How will the new parliament and Hasina government perform after being elected in such a controversial election? The coming days look all set to be more volatile. The BNP-led opposition and other parties will continue to wage street agitation against her government. Different sections of people may continue to criticise the government for its failure to hold a credible parliamentary election. So, her new government with little legitimacy and public support will have to spend much of its strength to face the opposition. Unruly and controversial activities of many MPs and ruling AL men may give Hasina’s new government more pain. Their activities might generate more controversy and taint the image of the new government. Many wealth statements published in different newspapers have already shown how they were desperate in the last five years to make money in lawful and unlawful ways. The new parliament and the new government might make the corrupt even more corrupt.
Hasina’s new government moreover might face a diplomatic crisis as the international community has taken a stance against the one-sided January 5 election.

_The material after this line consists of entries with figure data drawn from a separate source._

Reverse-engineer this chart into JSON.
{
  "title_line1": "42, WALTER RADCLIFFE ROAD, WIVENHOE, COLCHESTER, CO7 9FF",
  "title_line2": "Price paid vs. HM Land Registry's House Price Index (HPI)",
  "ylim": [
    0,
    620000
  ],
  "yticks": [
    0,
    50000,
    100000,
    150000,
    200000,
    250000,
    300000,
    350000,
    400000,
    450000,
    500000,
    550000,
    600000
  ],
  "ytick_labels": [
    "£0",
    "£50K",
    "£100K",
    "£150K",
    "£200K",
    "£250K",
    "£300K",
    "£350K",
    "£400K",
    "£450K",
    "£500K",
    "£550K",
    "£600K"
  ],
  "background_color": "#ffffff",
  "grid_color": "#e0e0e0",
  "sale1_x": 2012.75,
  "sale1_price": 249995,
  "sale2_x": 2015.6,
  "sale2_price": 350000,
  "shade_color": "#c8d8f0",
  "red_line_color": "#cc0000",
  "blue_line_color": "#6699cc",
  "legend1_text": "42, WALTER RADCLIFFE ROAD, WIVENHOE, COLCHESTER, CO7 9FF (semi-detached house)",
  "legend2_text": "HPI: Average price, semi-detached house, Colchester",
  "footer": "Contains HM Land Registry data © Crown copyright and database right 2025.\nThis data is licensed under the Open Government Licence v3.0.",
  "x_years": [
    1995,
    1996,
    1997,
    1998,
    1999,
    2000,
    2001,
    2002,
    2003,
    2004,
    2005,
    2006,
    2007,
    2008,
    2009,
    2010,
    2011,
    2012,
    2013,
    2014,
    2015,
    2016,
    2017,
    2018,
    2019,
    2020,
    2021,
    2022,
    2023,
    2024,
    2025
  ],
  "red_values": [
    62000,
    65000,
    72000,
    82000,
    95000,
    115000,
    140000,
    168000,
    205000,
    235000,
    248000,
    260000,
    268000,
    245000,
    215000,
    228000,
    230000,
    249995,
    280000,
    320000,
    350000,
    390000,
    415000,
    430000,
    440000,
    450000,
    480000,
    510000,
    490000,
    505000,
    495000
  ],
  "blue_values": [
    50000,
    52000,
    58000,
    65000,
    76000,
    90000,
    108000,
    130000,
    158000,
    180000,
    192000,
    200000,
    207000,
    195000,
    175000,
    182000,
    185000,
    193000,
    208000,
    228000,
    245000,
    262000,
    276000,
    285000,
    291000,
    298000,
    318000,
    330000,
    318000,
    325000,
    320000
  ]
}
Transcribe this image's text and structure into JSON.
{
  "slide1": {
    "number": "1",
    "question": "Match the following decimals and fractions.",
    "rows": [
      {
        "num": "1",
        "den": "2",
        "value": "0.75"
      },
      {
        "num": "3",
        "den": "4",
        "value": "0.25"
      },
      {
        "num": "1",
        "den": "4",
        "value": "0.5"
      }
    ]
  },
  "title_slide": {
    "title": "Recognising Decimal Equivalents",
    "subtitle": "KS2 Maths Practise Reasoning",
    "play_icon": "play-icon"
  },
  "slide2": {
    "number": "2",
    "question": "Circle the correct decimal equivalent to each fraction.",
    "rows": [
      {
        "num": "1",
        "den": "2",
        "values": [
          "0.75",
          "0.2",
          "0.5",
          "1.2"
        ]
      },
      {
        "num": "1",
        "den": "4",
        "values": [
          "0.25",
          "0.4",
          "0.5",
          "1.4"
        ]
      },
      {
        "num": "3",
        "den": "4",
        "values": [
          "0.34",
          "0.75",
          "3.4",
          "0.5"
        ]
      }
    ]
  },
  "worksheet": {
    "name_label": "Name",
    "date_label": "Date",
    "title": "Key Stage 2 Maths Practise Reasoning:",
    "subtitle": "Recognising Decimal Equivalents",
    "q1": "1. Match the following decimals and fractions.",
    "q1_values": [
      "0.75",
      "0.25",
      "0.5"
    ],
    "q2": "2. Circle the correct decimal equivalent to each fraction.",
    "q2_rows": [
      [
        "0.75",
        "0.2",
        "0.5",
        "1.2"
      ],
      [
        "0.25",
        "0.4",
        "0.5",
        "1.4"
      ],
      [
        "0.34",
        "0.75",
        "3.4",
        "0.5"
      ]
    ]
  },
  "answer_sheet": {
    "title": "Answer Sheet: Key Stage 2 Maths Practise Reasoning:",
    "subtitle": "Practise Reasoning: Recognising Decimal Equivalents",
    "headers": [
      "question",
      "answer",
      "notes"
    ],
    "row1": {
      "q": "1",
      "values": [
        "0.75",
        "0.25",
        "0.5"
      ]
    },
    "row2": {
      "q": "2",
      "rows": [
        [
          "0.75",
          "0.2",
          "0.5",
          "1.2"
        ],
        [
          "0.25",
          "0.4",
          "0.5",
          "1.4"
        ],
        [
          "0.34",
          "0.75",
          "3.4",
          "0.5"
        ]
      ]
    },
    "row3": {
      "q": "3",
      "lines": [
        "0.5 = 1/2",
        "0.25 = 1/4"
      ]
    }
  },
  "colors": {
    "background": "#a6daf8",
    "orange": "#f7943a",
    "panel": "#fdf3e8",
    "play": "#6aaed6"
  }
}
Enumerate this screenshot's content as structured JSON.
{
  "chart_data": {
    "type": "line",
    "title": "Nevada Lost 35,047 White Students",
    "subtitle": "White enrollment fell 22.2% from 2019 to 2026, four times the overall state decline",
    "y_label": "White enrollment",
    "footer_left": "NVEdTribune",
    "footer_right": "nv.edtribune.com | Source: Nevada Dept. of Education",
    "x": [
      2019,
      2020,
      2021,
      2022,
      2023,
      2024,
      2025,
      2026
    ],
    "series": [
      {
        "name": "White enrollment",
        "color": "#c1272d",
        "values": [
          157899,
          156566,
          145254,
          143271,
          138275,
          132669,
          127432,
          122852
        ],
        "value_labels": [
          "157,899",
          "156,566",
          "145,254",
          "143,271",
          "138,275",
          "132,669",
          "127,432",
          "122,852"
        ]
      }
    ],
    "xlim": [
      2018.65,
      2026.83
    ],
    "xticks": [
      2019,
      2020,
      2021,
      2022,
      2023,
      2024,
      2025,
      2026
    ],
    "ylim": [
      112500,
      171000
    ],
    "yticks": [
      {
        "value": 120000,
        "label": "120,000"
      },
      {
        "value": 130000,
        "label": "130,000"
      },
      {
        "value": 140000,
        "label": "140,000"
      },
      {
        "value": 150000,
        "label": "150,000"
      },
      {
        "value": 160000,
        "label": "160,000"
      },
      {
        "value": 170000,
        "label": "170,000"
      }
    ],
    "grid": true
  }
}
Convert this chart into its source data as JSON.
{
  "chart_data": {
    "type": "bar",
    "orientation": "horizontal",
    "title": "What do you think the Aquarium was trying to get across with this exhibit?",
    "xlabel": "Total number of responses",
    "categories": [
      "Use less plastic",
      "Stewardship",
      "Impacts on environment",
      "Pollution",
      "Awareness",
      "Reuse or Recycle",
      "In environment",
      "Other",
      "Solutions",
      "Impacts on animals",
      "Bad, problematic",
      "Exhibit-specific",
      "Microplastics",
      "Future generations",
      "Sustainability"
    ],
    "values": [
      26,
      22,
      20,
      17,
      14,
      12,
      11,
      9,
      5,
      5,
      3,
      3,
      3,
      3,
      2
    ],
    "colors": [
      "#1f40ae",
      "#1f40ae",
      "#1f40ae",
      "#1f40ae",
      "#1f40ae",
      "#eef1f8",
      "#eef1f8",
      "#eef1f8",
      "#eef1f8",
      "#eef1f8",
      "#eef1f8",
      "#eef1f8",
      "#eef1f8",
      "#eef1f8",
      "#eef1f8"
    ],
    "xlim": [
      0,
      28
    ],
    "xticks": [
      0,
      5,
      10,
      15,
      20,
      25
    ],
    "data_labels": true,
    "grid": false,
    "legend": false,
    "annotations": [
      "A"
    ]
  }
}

The European Union and the US have refused to send observers for this election. Many other countries are set to follow them. They did what they had done in January 2007 as they were against the January 22 one-sided parliamentary polls which were cancelled following the declaration of the State of Emergency. The international community believes that sending observers for the January 5 elections is tantamount to making this election credible. As they took a stance against the election, they might take position against its outcome too.
A number of officials in the diplomatic arena in Dhaka told this correspondent that diplomats stationed in Dhaka have opened discussions amongst themselves to find their next course of action. They will be sending reports on the prevailing situation to their respective countries. The reports they will be sending of course will not favour Hasina’s new government. So, it will be difficult for her government to expect cooperation from the international communities and the donor agencies. If so, what will be the fate of the country’s various development projects that are funded by donor countries and some international agencies? Will Hasina’s new government lead the country towards a grave danger, making the country alienated from the international community? ┬áIs it possible for a country to survive alone in the days of globalisation?
In parliamentary democracy, the parliament forms and ends a government. What will the new parliament do if the government faces a tough time both nationally and internationally? Will the parliament help the government to overcome the crisis? Or will the parliament will behave in an abnormal way?
A Note on Mad Parliament: In the UK, the birth place of parliamentary form of government, there was a parliament over 800 years ago which was called ‘Mad Parliament’. Its exact name was ‘The Oxford Parliament’. But its functions were against the king’s absolute power. The parliament started to make laws and regulations to curtail the power of the king in different ways. In this parliament, a group of barons had forced King Henry to accept a new form of government in which power was placed in the hands of the Privy Council, a council of fifteen members who were to supervise ministerial appointments, local administration and the custody of royal castles. Parliament, meanwhile, which was to meet three times a year, would monitor the performance of this council. Such activities infuriated the King and his men. So, they called in the ‘Mad Parliament’. But in the history of the evolution of parliamentary democracy, the importance of this parliament is immense.